David Selby, bless him, is trying. You can see it in his eyes. He wants to sell this tortured descent into madness, but the material gives him nothing. He spends most of the film either rubbing his temples like a man battling an epic migraine or yelling at the walls like they owe him money. Kate Jackson fares slightly better, if only because her character occasionally seems like she wants to leave this house—and this movie—but no such luck. She’s stuck, doomed to wander dimly lit rooms in flowing nightgowns while ominous harpsichord music plays like it’s being performed by a depressed raccoon.
The rest of the cast is a grab bag of genre veterans and local thespians, all of whom deliver their lines like they’re being held hostage by the script. Grayson Hall appears as Carlotta, the housekeeper who’s clearly in on the supernatural shenanigans but reveals everything with the urgency of someone reading a grocery list underwater. And Nancy Barrett, usually reliable, plays a tragic reincarnated lover who mostly lounges on chaise lounges and looks sad—possibly because she read the rest of the screenplay.
Dan Curtis, known for his flair in spooky TV fare, seems here to be on auto-pilot. Visually, the film has its moments: sweeping shots of the countryside, oppressive architecture, and some atmospheric use of color filters. But no amount of production design can save a movie that feels like it was written during a nap and edited during a power outage.
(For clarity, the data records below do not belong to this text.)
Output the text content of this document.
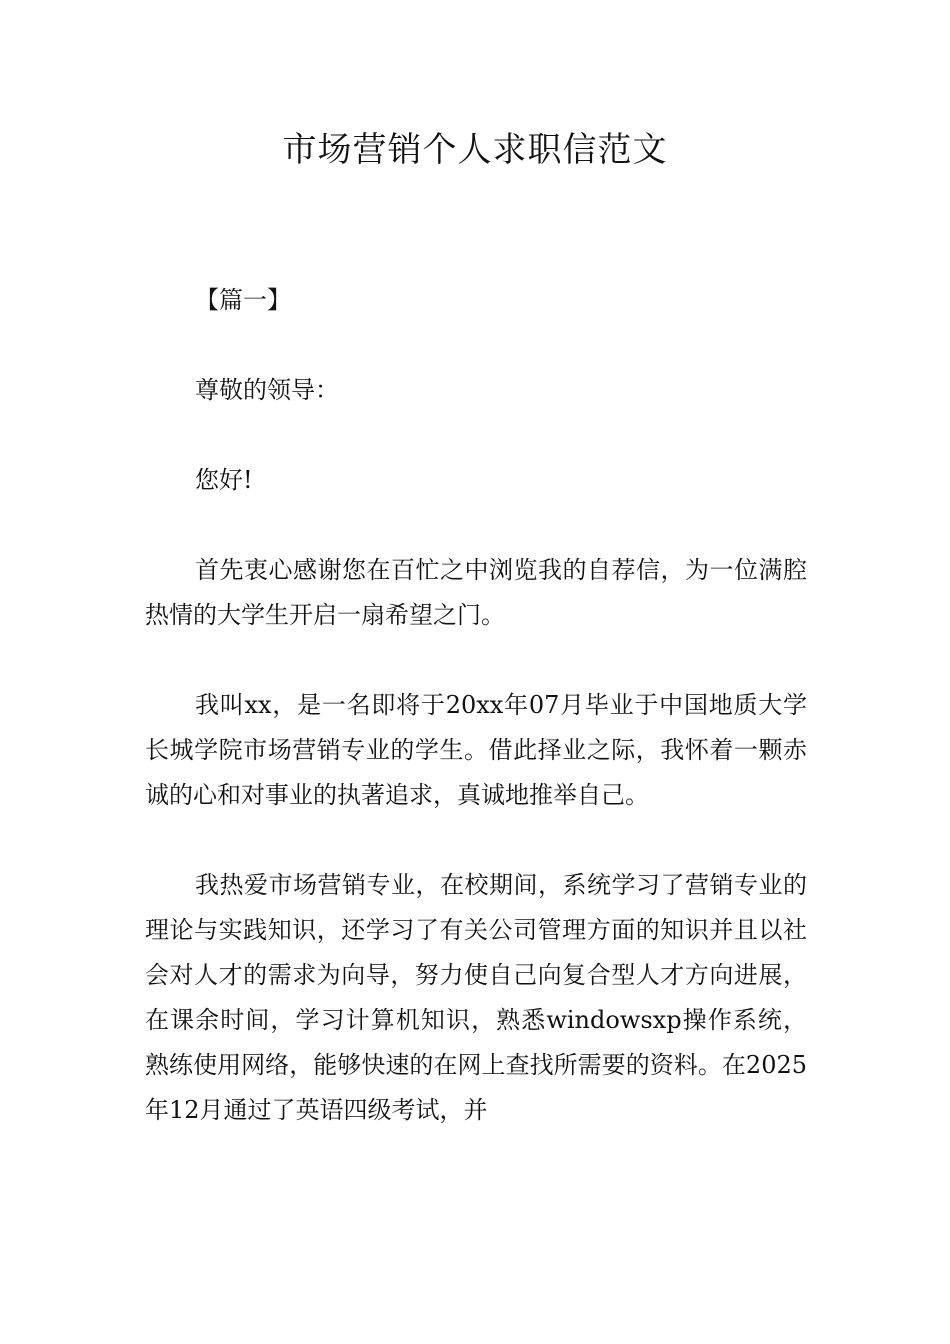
市场营销个人求职信范文

【篇一】

尊敬的领导：

您好!

首先衷心感谢您在百忙之中浏览我的自荐信，为一位满腔热情的大学生开启一扇希望之门。

我叫xx，是一名即将于20xx年07月毕业于中国地质大学长城学院市场营销专业的学生。借此择业之际，我怀着一颗赤诚的心和对事业的执著追求，真诚地推举自己。

我热爱市场营销专业，在校期间，系统学习了营销专业的理论与实践知识，还学习了有关公司管理方面的知识并且以社会对人才的需求为向导，努力使自己向复合型人才方向进展，在课余时间，学习计算机知识，熟悉windowsxp操作系统，熟练使用网络，能够快速的在网上查找所需要的资料。在2025年12月通过了英语四级考试，并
And that’s not entirely hyperbole—the original cut of the film was reportedly over 120 minutes, but MGM hacked out 40 minutes just before release, allegedly with a chainsaw. What’s left is a film that feels like it’s missing a beginning, a middle, and an end—like watching a haunted flipbook with pages torn out.
The music, composed by Robert Cobert, is actually quite good—if you like your soundtracks to weep gently in the corner while your movie slowly implodes. It’s all mournful strings and ghostly organs, giving the illusion that something might happen. Spoiler: it doesn’t.
Final Verdict:
Night of Dark Shadows is what happens when you take gothic horror, remove the horror, douse the gothic in beige paint, and stretch it across 90 minutes like a piece of stale taffy. It’s less a movie than it is a fog-drenched therapy session for a director who misses his vampire and a cast wondering how they got here.
Avoid unless you’re a Dark Shadows completionist, a masochist, or someone who really loves movies where the scariest thing is the wallpaper. If you’re looking for a ghost story with bite, style, or even a pulse, this night will leave you in the dark.